Mt. Whitney

What’s Your Why?

I met him at the saddle. He said he was watching me. He thought I’d catch him at any moment. He was in yellow, and I was wearing my signature Caribbean blue. His name was Johnny: Samaara and Johnny, I said. We began leaping-frogging to Mt Whitney’s summit. He caught me, and it was his turn to lead.

We could see the 1909 rock house tantalizing us on Whitney’s summit. I told him that I’m going to turn back. I knew I could reach the top. I just wasn’t so sure I could make it back from the top. And the top is just the halfway point. I was truly on emply. Emotionally. Mentally. Physically.

Sometimes a Conversation With a Stranger Changes Everything

Johnny looked at me and asked me my ‘why.’ I smiled and told him that would be a tear-filled answer.
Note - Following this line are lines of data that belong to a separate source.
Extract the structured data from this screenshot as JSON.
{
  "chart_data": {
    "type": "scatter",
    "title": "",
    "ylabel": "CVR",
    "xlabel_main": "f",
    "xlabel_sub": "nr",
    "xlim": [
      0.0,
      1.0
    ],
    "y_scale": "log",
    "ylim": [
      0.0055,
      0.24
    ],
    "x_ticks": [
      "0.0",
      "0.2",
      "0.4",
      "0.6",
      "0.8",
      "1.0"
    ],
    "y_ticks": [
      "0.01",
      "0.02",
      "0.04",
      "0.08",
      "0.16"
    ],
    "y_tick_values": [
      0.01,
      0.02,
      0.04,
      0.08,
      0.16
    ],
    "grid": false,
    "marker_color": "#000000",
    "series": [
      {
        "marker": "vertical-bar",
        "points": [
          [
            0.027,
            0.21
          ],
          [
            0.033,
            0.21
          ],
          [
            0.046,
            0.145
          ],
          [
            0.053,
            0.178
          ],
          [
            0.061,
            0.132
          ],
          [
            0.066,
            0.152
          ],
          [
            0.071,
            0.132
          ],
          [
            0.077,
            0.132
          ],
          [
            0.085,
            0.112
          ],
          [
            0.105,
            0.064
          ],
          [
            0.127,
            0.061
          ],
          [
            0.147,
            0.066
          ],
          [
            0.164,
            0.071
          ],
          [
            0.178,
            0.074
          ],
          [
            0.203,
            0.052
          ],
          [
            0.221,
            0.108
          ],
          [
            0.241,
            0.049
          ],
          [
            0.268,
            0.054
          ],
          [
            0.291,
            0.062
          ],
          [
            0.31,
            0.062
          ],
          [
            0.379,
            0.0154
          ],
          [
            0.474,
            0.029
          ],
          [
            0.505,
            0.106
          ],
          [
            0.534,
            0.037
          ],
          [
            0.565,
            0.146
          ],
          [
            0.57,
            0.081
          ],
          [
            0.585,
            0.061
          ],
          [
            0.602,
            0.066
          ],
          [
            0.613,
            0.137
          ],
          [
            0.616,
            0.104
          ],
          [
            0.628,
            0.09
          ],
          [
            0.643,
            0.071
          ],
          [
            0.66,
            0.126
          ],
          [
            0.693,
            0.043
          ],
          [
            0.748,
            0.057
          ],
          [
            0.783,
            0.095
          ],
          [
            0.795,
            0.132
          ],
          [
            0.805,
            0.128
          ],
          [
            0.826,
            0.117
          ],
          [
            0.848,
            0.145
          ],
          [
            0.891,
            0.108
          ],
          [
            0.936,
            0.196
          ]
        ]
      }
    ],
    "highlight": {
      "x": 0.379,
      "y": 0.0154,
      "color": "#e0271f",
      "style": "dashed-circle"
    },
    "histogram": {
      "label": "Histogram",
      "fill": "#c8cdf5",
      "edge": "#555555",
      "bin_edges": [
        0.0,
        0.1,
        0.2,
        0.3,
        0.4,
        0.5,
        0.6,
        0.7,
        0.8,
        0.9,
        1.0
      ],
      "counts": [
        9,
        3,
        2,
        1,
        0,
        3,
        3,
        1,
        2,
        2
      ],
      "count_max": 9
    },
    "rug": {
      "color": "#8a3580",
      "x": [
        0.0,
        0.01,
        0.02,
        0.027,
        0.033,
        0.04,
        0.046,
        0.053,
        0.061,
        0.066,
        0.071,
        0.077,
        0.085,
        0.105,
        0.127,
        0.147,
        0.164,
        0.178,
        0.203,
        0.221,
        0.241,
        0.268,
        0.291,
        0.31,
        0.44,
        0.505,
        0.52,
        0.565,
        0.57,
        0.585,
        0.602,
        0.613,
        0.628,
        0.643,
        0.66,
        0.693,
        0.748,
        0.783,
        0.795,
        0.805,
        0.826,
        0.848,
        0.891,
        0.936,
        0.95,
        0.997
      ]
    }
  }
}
He said that was fine.

So, I told him about my split with Ard and that our dog got sick. I told him how Ard said Theo and I could stay in the house. And then one day, he called and told me to leave as he brought in replacement dogs. And I told Johnny how I loved my dog, and that he and I traveled the world together. I explained that Theo was my hiking partner and that when he got sick, he could no longer do that. Tears flooded my eyes when I said that I never wanted to spend one minute without Theo.

I told Johnny how I held him close to me as he took his last breath, less than 3 weeks earlier. I told Johnny about my 26 lifetime surgeries, my cancer diagnosis, and the recovery. And that it was always me and Theo. …And I cried.

When the tears stopped enough to speak, I asked him for his ‘why.’

Johnny said that two years earlier, he had a massive back surgery, and the doctors told him he would never walk again. Two years to the actual day, we were sharing our whys at 13,600 ft.

And one foot in front of the other, and 2.5 hours later, we both stood on the top of Mt Whitney.

Time Heals

Time and distance have passed since that conversation. But as I look back, my story starts there. On the summit of Mt. Whitney. Forty years before I met Johnny and stood on Whitney’s summit, I stood in that exact same place with my mom and brother. It was my first big mountain.  I was 14. I have chased elusive summits all over the world. But unlike Whitney, which I’ve summited twice, I’ve never reached the top of any of the others.

It seems a bit trivial, but it’s everything. I gave up on myself at every opportunity because that is what I learned. And I also learned to run. But it never mattered how far I ran; my life always caught up with me.

Not this time. Because I am not running away. I’m running toward … toward a life I choose.